Drill a hole in the navicular tubercle using a drill bit corresponding to the suture anchor’s size.
Insert the anchor. The anchors need to be placed sufficiently deep so that the metal part does not protrude above the bone surface.
Remove the applicator and use the sutures to anchor the posterior tibialis tendon to the navicular tubercle.
6. Pull through technique
Drill a 5 mm deep hole in the navicular tubercle using a drill bit corresponding to the tibialis tendon’s diameter.
Two small drill holes are drilled from the navicular’s dorsal aspect to the distal end of the first drill hole.
Two non-resorbable sutures are woven into the tendon, passed through the larger-diameter hole, and then through the smaller diameter hole with a suture passer or a free needle.
Use the sutures to pull the tendon into the larger-diameter hole and then secure the tendon by tying the suture ends together.
Care must be taken not to overtighten the sutures to prevent them from cutting into/through the bone.
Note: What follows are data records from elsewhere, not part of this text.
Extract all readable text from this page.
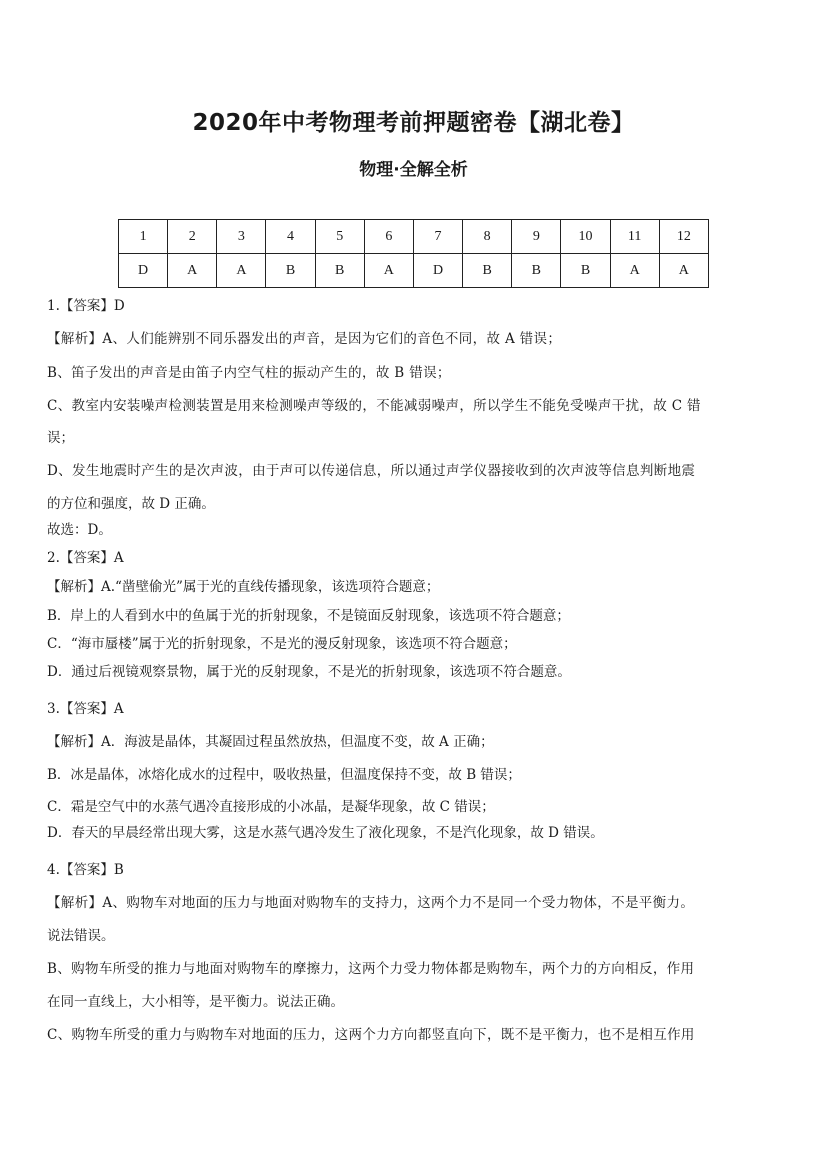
2020年中考物理考前押题密卷【湖北卷】
物理·全解全析
1	2	3	4	5	6	7	8	9	10	11	12
D	A	A	B	B	A	D	B	B	B	A	A
1.【答案】D
【解析】A、人们能辨别不同乐器发出的声音，是因为它们的音色不同，故 A 错误；
B、笛子发出的声音是由笛子内空气柱的振动产生的，故 B 错误；
C、教室内安装噪声检测装置是用来检测噪声等级的，不能减弱噪声，所以学生不能免受噪声干扰，故 C 错
误；
D、发生地震时产生的是次声波，由于声可以传递信息，所以通过声学仪器接收到的次声波等信息判断地震
的方位和强度，故 D 正确。
故选：D。
2.【答案】A
【解析】A.“凿壁偷光”属于光的直线传播现象，该选项符合题意；
B．岸上的人看到水中的鱼属于光的折射现象，不是镜面反射现象，该选项不符合题意；
C．“海市蜃楼”属于光的折射现象，不是光的漫反射现象，该选项不符合题意；
D．通过后视镜观察景物，属于光的反射现象，不是光的折射现象，该选项不符合题意。
3.【答案】A
【解析】A．海波是晶体，其凝固过程虽然放热，但温度不变，故 A 正确；
B．冰是晶体，冰熔化成水的过程中，吸收热量，但温度保持不变，故 B 错误；
C．霜是空气中的水蒸气遇冷直接形成的小冰晶，是凝华现象，故 C 错误；
D．春天的早晨经常出现大雾，这是水蒸气遇冷发生了液化现象，不是汽化现象，故 D 错误。
4.【答案】B
【解析】A、购物车对地面的压力与地面对购物车的支持力，这两个力不是同一个受力物体，不是平衡力。
说法错误。
B、购物车所受的推力与地面对购物车的摩擦力，这两个力受力物体都是购物车，两个力的方向相反，作用
在同一直线上，大小相等，是平衡力。说法正确。
C、购物车所受的重力与购物车对地面的压力，这两个力方向都竖直向下，既不是平衡力，也不是相互作用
The non-adherent antibacterial dressing is applied as a first layer. Sterile undercast padding is placed from toes to knee. Extra side and posterior cushion padding are added.
The foot should be immobilized for the first two weeks, which can be achieved using a three-sided plaster splint. The anterior area is left free of plaster to allow for swelling. Ensure that the splint’s medial and lateral vertical portions do not overlap anteriorly and that the splint does not compress the popliteal space or the calf.
The patient should be counseled to keep the leg on a cushion and elevated. Remember not to elevate the leg too much as it may impede the inflow. The foot’s ideal position is halfway between the waist and the heart when the patient is sitting. While seated, the foot should be on a cushion and elevated, but if badly swollen, the patient must be supine since elevating the foot while seated decreases swelling less effectively.
Avoid direct pressure against the heel during recumbency to prevent decubiti.
The OR dressing is usually left in place and not changed until the first postoperative visit at two weeks when x-rays are obtained once the dressing is removed. If any complication is suspected (eg, infection or compartment syndrome), the dressing must be split and, if necessary, removed to allow full inspection.
The strict non-weight bearing should be maintained until there is evidence of healing and any transfixion K-wires (6–12 weeks) or bridging devices (min 12 weeks) are removed.
Daily toe movement is encouraged.
Formal physical therapy should not begin in the early postoperative period.
A gastrocnemius release may need to be performed in cases with postoperative gastrocnemius contracture. This occurs more typically in the mid and hind-foot.